La Tata es como llama el actor Miguel Ángel Muñoz a la mujer que lo crio. Pasaron juntos el confinamiento (la Tata tiene ahora 97 años) y de esos días surgió un documental de nombre 100 días con la Tata, que ha ganado el premio Forqué al mejor documental. Según el actor, este trabajo ha sido un homenaje a la persona que cuidó de él desde pequeñito porque sus padres eran jóvenes y tenían que trabajar (teniendo en cuenta que la Tata no es su abuela, sino la hermana de su bisabuela), así como una distinción a todas esas personas que han dedicado su vida a cuidar de los demás y que, siendo mayores, necesitan ser cuidadas.
La pandemia, ya lo sabemos, nos ha mostrado lo vulnerables que somos, y cuánto necesitamos los unos de los otros. Y durante ella han sufrido mucho las personas mayores. La Tata ha tenido la suerte de que «su niño» haya querido pasar esos días con ella, cuidándola, pues es una mujer ya dependiente. Pero, ¿cuántas personas se han visto solas, alejadas de sus seres más queridos, de sus hijos, sus nietos, sus parejas?
Además de nuestra vulnerabilidad, este dichoso virus también nos ha demostrado que la vida es frágil y, a veces, demasiado corta para todo lo que deseamos vivir, contar, sentir y expresar.

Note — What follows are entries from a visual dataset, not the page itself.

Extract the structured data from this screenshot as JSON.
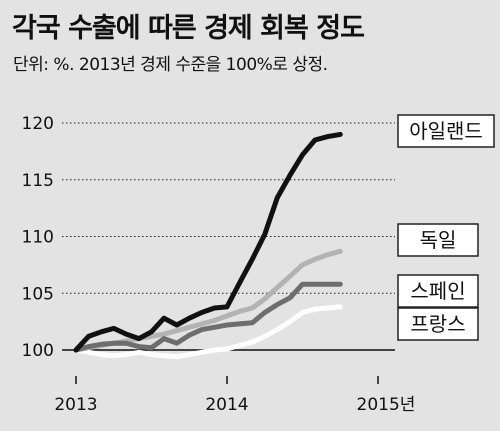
{
  "title": "각국 수출에 따른 경제 회복 정도",
  "subtitle": "단위: %. 2013년 경제 수준을 100%로 상정.",
  "chart_data": {
    "type": "line",
    "x_ticks": [
      "2013",
      "2014",
      "2015년"
    ],
    "y_ticks": [
      "100",
      "105",
      "110",
      "115",
      "120"
    ],
    "ylim": [
      100,
      120
    ],
    "xlim": [
      0,
      8
    ],
    "grid": true,
    "x": [
      0,
      0.33,
      0.67,
      1,
      1.33,
      1.67,
      2,
      2.33,
      2.67,
      3,
      3.33,
      3.67,
      4,
      4.33,
      4.67,
      5,
      5.33,
      5.67,
      6,
      6.33,
      6.67,
      7,
      7.33,
      7.67,
      8
    ],
    "series": [
      {
        "name": "아일랜드",
        "color": "#111111",
        "values": [
          100.0,
          101.2,
          101.6,
          101.9,
          101.4,
          101.0,
          101.6,
          102.8,
          102.2,
          102.8,
          103.3,
          103.7,
          103.8,
          105.9,
          108.0,
          110.2,
          113.4,
          115.4,
          117.2,
          118.5,
          118.8,
          119.0,
          null,
          null,
          null
        ]
      },
      {
        "name": "독일",
        "color": "#b3b3b3",
        "values": [
          100.0,
          100.2,
          100.4,
          100.6,
          100.8,
          101.0,
          101.2,
          101.4,
          101.7,
          102.0,
          102.3,
          102.6,
          103.0,
          103.4,
          103.7,
          104.5,
          105.5,
          106.5,
          107.5,
          108.0,
          108.4,
          108.7,
          null,
          null,
          null
        ]
      },
      {
        "name": "스페인",
        "color": "#6e6e6e",
        "values": [
          100.0,
          100.3,
          100.5,
          100.6,
          100.6,
          100.3,
          100.2,
          101.0,
          100.6,
          101.3,
          101.8,
          102.0,
          102.2,
          102.3,
          102.4,
          103.3,
          104.0,
          104.6,
          105.8,
          105.8,
          105.8,
          105.8,
          null,
          null,
          null
        ]
      },
      {
        "name": "프랑스",
        "color": "#ffffff",
        "values": [
          100.0,
          99.8,
          99.6,
          99.5,
          99.6,
          99.8,
          99.6,
          99.5,
          99.4,
          99.6,
          99.8,
          100.0,
          100.1,
          100.4,
          100.7,
          101.2,
          101.8,
          102.5,
          103.3,
          103.6,
          103.7,
          103.8,
          null,
          null,
          null
        ]
      }
    ],
    "legend_placement": "right-end-of-lines"
  }
}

Y entre tanto trajín que deseamos experimentar, se nos olvidan las pequeñas cosas, los pequeños cuidados. Ojo, pequeños no porque no importen, sino porque son tan cotidianos y discretos que los dejamos pasar. Vamos a las grandezas, a los actos singulares y llamativos. Nos metemos en actividades que rozan la heroicidad (no es una crítica despectiva, también necesitamos gente que haga «cosas grandes»), en voluntariados y demás experiencias solidarias (insisto, todas muy necesarias), y nos olvidamos de esas pequeñas cosas (como las llamaba Serrat) que también son necesarias atender y llevar a cabo. Esos cuidados a nuestros seres queridos, algunos ya muy mayores y debilitados, quizás en el final de su paso por este mundo.
Todo esto me venía a la mente con el evangelio de este domingo 4.º de Adviento: el de la visita de María a su prima Isabel. Confieso que andaba yo en mis oraciones, preguntándome (preguntándoLE) qué hacer, dónde servir, qué quiere de mí. Y me viene este evangelio: el de María, ya embarazada, yendo a casa de su prima Isabel, también en estado de embarazo avanzado, para acompañarla, ayudarla, estar con ella en ese tiempo tan delicado y especial. Y ahí surge la respuesta: solo se trata de estar atenta a nuestro alrededor, a lo que acontece, a las personas que tenemos al lado y a sus necesidades. A la familia, a los amigos, a algún vecino, a alguna compañera… Nada más, y nada menos. Como María, con esa sensibilidad, esa generosidad, esa intuición para saber estar cuando hay que estar y donde hay que estar.
Si me lo permiten, este artículo va por todas las Tatas, y, en especial, por mi madre, que, por circunstancias de la vida, también fue criada por su abuela, una mujer que, con siete hijos más y una vida llena de pobreza y necesidad, decidió hacerse cargo de una nieta inesperada desde el momento en que esta nació. Por ella, y por todas las Tatas, mujeres valientes, entregadas, todo amor y ternura, de pelo blanco plateado, olor a comida recién hecha, abrazos blanditos llenos de amor y portadoras de una gran una lección: que el amor lo puede todo.